Noise and future improvements

In future work, I hope to exploit the content of the tweets using language and image analysis methods. The inclusion of text analysis would be useful because there is a fair amount of social noise when it comes to the use of the word "spider". To create the graphs shown above, I decided to apply a simple noise filter as follows:

  • retweets and replies were excluded to reduce the impact of media stories and celebrities;
  • tweets about Spider-Man were ignored by excluding tweets containing the word "man" (amounting to 30% of the data set);
  • tweets about the viral Mutant Giant Spider Dog video on YouTube were ignored by excluding tweets containing the word "mutant" (1% of the data set).

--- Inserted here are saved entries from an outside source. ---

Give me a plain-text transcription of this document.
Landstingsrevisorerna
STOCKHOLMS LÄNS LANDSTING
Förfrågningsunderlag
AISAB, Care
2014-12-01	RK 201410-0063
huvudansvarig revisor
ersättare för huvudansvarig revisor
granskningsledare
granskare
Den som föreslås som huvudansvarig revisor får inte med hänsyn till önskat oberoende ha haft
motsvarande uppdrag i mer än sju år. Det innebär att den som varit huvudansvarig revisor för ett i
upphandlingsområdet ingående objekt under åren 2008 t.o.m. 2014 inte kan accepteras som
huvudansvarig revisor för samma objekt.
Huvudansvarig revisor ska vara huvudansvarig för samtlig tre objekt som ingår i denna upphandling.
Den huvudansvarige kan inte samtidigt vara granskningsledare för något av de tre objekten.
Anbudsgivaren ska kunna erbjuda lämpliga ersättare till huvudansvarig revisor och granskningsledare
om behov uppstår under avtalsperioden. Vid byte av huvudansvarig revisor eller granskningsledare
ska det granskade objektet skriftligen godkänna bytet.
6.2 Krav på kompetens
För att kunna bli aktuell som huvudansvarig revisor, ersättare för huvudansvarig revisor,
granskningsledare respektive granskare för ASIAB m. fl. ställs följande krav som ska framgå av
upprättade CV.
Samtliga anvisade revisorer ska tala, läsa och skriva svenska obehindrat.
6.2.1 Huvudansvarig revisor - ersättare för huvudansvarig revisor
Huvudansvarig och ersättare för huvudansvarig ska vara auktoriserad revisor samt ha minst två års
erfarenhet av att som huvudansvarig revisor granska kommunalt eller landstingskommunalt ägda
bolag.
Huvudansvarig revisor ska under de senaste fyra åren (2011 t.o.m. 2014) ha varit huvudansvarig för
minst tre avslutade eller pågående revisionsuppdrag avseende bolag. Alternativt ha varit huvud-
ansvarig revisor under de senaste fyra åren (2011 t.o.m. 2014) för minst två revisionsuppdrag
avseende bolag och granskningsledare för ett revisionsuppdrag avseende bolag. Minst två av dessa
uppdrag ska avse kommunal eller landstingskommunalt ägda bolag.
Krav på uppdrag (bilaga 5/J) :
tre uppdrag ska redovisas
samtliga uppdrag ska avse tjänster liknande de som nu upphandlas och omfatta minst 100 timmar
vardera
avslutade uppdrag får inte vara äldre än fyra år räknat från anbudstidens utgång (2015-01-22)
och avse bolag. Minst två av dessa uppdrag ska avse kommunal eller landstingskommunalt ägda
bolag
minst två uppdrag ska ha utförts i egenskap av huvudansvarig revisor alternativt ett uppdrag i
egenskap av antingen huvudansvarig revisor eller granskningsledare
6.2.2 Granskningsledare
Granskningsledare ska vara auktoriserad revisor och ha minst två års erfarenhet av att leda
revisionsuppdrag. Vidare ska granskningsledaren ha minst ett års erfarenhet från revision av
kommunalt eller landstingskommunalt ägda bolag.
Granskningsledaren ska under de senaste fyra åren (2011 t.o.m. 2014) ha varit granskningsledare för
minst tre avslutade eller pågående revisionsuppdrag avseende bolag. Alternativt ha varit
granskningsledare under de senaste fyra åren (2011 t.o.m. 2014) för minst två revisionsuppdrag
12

Moreover, I decided to exclude a few specific days which were dominated by tweets about celebrities. I removed the data for:

Although this simple noise filter can no doubt be improved, a manual inspection of randomly selected tweets leads me to believe that the vast majority of the remaining sample relates to genuine spider sightings.

Conclusions

Human mankind is the biggest and most powerful sensor network on this planet, and social media allows us to exploit their observations more efficiently than ever before. In this post I used more than 1 million tweets from 446 000 unique users to gain insights into the behaviour of spiders in Britain (and the humans that encounter them). I found that people are 5 to 10 times more likely to tweet about spiders in late autumn than in winter. This pattern likely corresponds to a true increase in the number of encounters between spiders and humans, and appears to correlate strongly with the local mean temperature.

I am unable to distribute the data set because I would likely get into trouble with Twitter. However, if you are familiar with the scientific literature on spiders (which I am not), and if you would like to help me turn this data into a paper, then please get in touch or leave a comment below.

The tools used to create these graphs are Amazon EC2 (for collecting the tweets), Python (parsing), SQLite (data exploration and statistics), and matplotlib (visualisation) using a custom configuration file.